A lime shortage in SA saw the group take steps to ensure security of supply by embarking on the Moletele lime initiative in Limpopo.

While limes are grown in SA, other citrus fruits are far more profitable and are favoured by farmers. Of the country’s more than 90,000ha of citrus orchards, less than 10% of the land is dedicated to limes.

The public-private partnership formed between SAB, the Moletele Community Property Association and Komati Fruit Group, alongside the department of agriculture & rural development, has now seen about 34,000 trees in the 60ha Moretele farm produce the SAB-required limes, with the surplus being exported to other markets.

Speaking to Business Day on Wednesday, SAB executive Zoleka Lisa said the group aimed to ensure that the beer produced is local and inclusive, highlighting that 95% of SAB’s raw materials for its products came from SA.

“Agriculture is the bedrock of our country and also of our industry,” Lisa said. “A lack of local supply of limes was affecting SA Breweries’ Corona beer’s authentic drinking ritual. The solution was a novel opportunity to invest in lime farming and in boosting local production. Emerging farmers and their communities were significantly empowered.”

SAB has invested R19m into the initiative during the four-year partnership which has gone towards procuring machinery, equipment, upskilling and the technology necessary to ensure that the limes are available all year round.

Highlighting that the company’s value chain supports 250,000 livelihoods, Lisa said the lime initiative was taking SAB’s localisation a step further after the company started producing Corona in SA in recent years at its multiple local plants.

“Going local is a no-brainer, it creates jobs,” said Lisa. “We will be buying the limes from this initiative because we need them for our Corona and to put them into our retail value chain,” she said, emphasising the reliance of the beer industry on the agricultural sector, “so we will always invest in it”.

Agriculture minister Thoko Didiza said public-private partnerships and localisation are the foundations of building a sustainable sector.

She said the transformative collaborations, which the department began honing in over the past four years, would bolster the progress of the agricultural agro-processing master plan — a multi-stakeholder social compact which aims to promote competitiveness and transformation in agriculture and agro-processing sectors by increasing food security and accelerating the opening of markets and better access conditions.

“There is a potential that still is untapped in the agricultural economy of this country,” Didiza said, adding that the model of the lime initiative could be replicated across SA in other areas.

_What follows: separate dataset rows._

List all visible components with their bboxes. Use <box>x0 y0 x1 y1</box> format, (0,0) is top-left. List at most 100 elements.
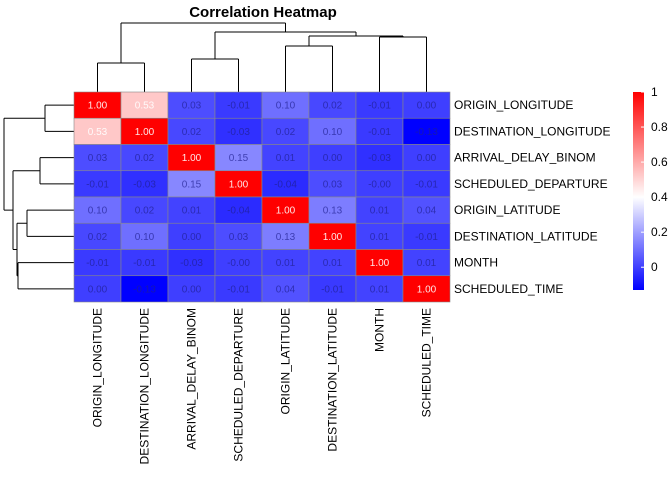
heatmap-cell <box>261 91 310 119</box>
heatmap-cell <box>214 275 263 303</box>
column-label: ARRIVAL_DELAY_BINOM <box>185 308 199 450</box>
column-label: ORIGIN_LATITUDE <box>279 308 293 414</box>
heatmap-cell <box>308 196 357 224</box>
cell-value-label: -0.01 <box>86 179 109 190</box>
color-legend: 1 0.8 0.6 0.4 0.2 0 <box>633 85 668 290</box>
legend-color-bar <box>633 92 644 290</box>
cell-value-label: 1.00 <box>182 153 202 164</box>
cell-value-label: -0.01 <box>227 284 250 295</box>
legend-tick-label: 1 <box>651 85 658 99</box>
heatmap-cell <box>73 249 122 277</box>
cell-value-label: -0.01 <box>321 284 344 295</box>
cell-value-label: 0.04 <box>417 206 437 217</box>
cell-value-label: 0.02 <box>135 153 155 164</box>
row-label: SCHEDULED_DEPARTURE <box>454 177 608 191</box>
row-label: DESTINATION_LATITUDE <box>454 229 598 243</box>
row-label: SCHEDULED_TIME <box>454 282 563 296</box>
chart-title: Correlation Heatmap <box>189 4 337 21</box>
heatmap-cell <box>73 91 122 119</box>
heatmap-cell <box>355 196 404 224</box>
cell-value-label: -0.01 <box>415 232 438 243</box>
cell-value-label: 0.01 <box>370 206 390 217</box>
heatmap-cell <box>261 249 310 277</box>
row-label: DESTINATION_LONGITUDE <box>454 124 610 138</box>
cell-value-label: 0.04 <box>276 284 296 295</box>
heatmap-cell <box>355 249 404 277</box>
heatmap-cell <box>214 196 263 224</box>
heatmap-cell <box>120 275 169 303</box>
cell-value-label: -0.01 <box>86 258 109 269</box>
cell-value-label: -0.01 <box>227 101 250 112</box>
cell-value-label: 0.10 <box>276 101 296 112</box>
cell-value-label: -0.03 <box>133 179 156 190</box>
legend-tick-label: 0 <box>651 260 658 274</box>
cell-value-label: 0.13 <box>323 206 343 217</box>
heatmap-cell <box>355 91 404 119</box>
column-dendrogram <box>97 22 427 92</box>
cell-value-label: -0.13 <box>415 127 438 138</box>
cell-value-label: 0.00 <box>417 101 437 112</box>
cell-value-label: -0.00 <box>227 258 250 269</box>
heatmap-cell <box>120 117 169 145</box>
heatmap-cells: 1.00 0.53 0.03 -0.01 0.10 0.02 -0.01 0.00 0.53 1.… <box>73 91 451 303</box>
heatmap-cell <box>355 222 404 250</box>
heatmap-cell <box>167 222 216 250</box>
cell-value-label: 0.01 <box>276 153 296 164</box>
heatmap-cell <box>120 222 169 250</box>
cell-value-label: 0.10 <box>88 206 108 217</box>
heatmap-cell <box>214 144 263 172</box>
cell-value-label: 1.00 <box>88 101 108 112</box>
row-labels: ORIGIN_LONGITUDE DESTINATION_LONGITUDE ARR… <box>454 98 610 296</box>
cell-value-label: 0.03 <box>229 232 249 243</box>
cell-value-label: -0.03 <box>227 127 250 138</box>
cell-value-label: 0.00 <box>417 153 437 164</box>
heatmap-cell <box>261 117 310 145</box>
cell-value-label: 1.00 <box>323 232 343 243</box>
heatmap-cell <box>214 91 263 119</box>
heatmap-cell <box>167 91 216 119</box>
row-dendrogram <box>3 104 74 290</box>
legend-tick-label: 0.8 <box>651 120 668 134</box>
column-labels: ORIGIN_LONGITUDE DESTINATION_LONGITUDE ARR… <box>91 308 434 464</box>
heatmap-cell <box>402 196 451 224</box>
column-label: DESTINATION_LONGITUDE <box>138 308 152 464</box>
heatmap-cell <box>120 196 169 224</box>
cell-value-label: 0.02 <box>182 127 202 138</box>
heatmap-cell <box>402 170 451 198</box>
cell-value-label: 1.00 <box>229 179 249 190</box>
cell-value-label: 0.02 <box>276 127 296 138</box>
heatmap-cell <box>308 249 357 277</box>
heatmap-cell <box>120 249 169 277</box>
heatmap-cell <box>261 170 310 198</box>
cell-value-label: 0.53 <box>88 127 108 138</box>
cell-value-label: 0.15 <box>229 153 249 164</box>
column-label: DESTINATION_LATITUDE <box>326 308 340 452</box>
heatmap-cell <box>214 117 263 145</box>
cell-value-label: 0.02 <box>88 232 108 243</box>
row-label: ARRIVAL_DELAY_BINOM <box>454 151 596 165</box>
heatmap-cell <box>402 91 451 119</box>
cell-value-label: 0.00 <box>323 153 343 164</box>
cell-value-label: -0.01 <box>415 179 438 190</box>
cell-value-label: 0.01 <box>323 258 343 269</box>
cell-value-label: 0.01 <box>370 232 390 243</box>
column-label: SCHEDULED_DEPARTURE <box>232 308 246 462</box>
cell-value-label: 0.01 <box>182 206 202 217</box>
heatmap-cell <box>167 275 216 303</box>
column-label: MONTH <box>373 308 387 352</box>
heatmap-cell <box>308 144 357 172</box>
row-label: ORIGIN_LONGITUDE <box>454 98 573 112</box>
cell-value-label: -0.04 <box>227 206 250 217</box>
heatmap-cell <box>167 196 216 224</box>
heatmap-cell <box>355 275 404 303</box>
cell-value-label: 0.10 <box>323 127 343 138</box>
cell-value-label: 1.00 <box>276 206 296 217</box>
cell-value-label: 0.02 <box>135 206 155 217</box>
cell-value-label: -0.01 <box>368 101 391 112</box>
cell-value-label: -0.04 <box>274 179 297 190</box>
heatmap-cell <box>167 249 216 277</box>
cell-value-label: 0.15 <box>182 179 202 190</box>
cell-value-label: 0.01 <box>370 284 390 295</box>
cell-value-label: -0.13 <box>133 284 156 295</box>
cell-value-label: 0.00 <box>182 284 202 295</box>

“This collaboration sets a positive precedent for future community-private partnerships in agriculture, showing a great potential to drive sustainable economic development.”

The project employs 12 people and seasonal workers from the community are hired during peak periods. All the proceeds from the sales of Moletele Corona Limes go back to the 1,615 families that make up the Moletele Community, SAB said.

Calling on SAB and other investors to continue investing in localisation, chair of the Moletele Community Property Association, Albert Thabane, said expansion and scale would aid in ensuring the sustainability of local jobs.

“Land is still available. If the demand is still high, we can increase the hectarage,” Thabane said.

Lisa said while the lime initiative was still fresh, with some components being fine-tuned, she said SAB would be taking heed of the community and ministers’ suggestions of expansion. “Watch this space,” she said, “something is brewing.”

The AB InBev-owned group brews, manufactures, markets and distributes a range of malt-based and other alcoholic beverages across SA.